Solutions will arise from individual places that try out new approaches and demonstrate what works and what doesn’t work.
What’s the best question anyone asked you?
One topic that kept coming up was how to measure change and impact of this work on health, so the question of how to define short- and long-term outcomes was asked. Too often now, the primary outcomes being measured are solely medical diagnosis and cost savings. But it’s quite possible that those are not the right outcomes to measure impact. While lowers costs and fewer medical diagnoses are the long-term goals, there needs to be a much broader collection of interim outcomes tied to the social determinants that are more directly linked to the actual community investments and economic development. Community economic development organizations can make big differences in the pathways connecting neighborhoods to health, but they’re not medical interventions and shouldn’t be held solely to medical outcomes as measures of success.
How can community development and public health work together?
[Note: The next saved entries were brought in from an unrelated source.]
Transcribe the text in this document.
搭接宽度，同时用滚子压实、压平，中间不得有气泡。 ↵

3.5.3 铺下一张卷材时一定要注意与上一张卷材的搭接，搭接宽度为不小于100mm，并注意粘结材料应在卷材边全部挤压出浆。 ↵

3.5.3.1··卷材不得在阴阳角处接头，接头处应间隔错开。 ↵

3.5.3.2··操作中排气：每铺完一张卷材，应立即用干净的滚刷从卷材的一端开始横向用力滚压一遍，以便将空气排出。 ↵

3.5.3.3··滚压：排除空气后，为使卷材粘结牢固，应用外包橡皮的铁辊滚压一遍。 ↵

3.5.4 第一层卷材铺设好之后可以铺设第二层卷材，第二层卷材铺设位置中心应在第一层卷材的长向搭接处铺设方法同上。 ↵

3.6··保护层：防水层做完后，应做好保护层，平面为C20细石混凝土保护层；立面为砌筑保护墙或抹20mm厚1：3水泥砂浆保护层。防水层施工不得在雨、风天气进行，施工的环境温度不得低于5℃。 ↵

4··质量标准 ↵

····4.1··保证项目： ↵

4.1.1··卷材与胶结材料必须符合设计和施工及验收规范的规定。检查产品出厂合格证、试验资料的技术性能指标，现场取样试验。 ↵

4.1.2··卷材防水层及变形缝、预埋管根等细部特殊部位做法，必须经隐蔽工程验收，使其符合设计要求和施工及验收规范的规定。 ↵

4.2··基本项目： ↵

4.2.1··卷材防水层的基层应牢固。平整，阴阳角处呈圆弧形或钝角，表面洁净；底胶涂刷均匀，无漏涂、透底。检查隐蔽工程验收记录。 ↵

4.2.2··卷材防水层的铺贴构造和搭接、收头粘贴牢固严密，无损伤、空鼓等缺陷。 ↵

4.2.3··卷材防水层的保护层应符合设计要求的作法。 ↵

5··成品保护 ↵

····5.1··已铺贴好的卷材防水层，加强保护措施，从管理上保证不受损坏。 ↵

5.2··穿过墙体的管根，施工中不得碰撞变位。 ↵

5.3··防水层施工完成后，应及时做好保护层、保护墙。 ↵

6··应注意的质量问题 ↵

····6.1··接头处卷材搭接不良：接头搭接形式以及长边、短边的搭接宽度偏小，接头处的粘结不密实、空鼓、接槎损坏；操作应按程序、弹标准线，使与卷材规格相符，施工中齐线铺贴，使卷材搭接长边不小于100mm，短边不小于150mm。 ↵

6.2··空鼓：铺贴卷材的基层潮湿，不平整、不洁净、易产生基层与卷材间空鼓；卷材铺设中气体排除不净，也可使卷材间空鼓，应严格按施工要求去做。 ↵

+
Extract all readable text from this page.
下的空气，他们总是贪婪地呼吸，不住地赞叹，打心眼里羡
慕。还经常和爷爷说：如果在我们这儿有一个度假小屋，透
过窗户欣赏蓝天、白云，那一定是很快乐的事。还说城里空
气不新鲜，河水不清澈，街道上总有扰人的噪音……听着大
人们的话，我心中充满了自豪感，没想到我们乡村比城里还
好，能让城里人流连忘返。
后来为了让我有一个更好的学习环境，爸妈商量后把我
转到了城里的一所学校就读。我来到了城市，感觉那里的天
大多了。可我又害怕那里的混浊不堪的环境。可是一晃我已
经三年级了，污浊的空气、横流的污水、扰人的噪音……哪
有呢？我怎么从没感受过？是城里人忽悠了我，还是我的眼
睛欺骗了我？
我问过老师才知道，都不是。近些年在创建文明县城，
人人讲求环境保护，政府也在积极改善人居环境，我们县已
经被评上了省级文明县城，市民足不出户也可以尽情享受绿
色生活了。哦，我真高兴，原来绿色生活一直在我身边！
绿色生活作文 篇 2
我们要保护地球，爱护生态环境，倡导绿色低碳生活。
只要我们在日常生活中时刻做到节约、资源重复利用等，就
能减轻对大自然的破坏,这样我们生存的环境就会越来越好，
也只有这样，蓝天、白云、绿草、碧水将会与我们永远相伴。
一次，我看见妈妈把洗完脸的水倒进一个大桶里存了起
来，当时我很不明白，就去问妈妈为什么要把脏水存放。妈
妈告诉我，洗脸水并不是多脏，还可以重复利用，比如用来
Community development learned that there is a growing interest from public health and healthcare around place-based strategies to improve neighborhood health and reduce medical costs. As a result, there are a lot of potential partners out there and a lot of work still to be done determining what those partnerships will look like, especially in terms of financing. If we continue to have as many of these conversations as possible, a fraction of them will move on to action. We at the Network don’t have all the answers, so it is important that people talk to one another. Solutions will arise from individual places that try out new approaches and demonstrate what works and what doesn’t work.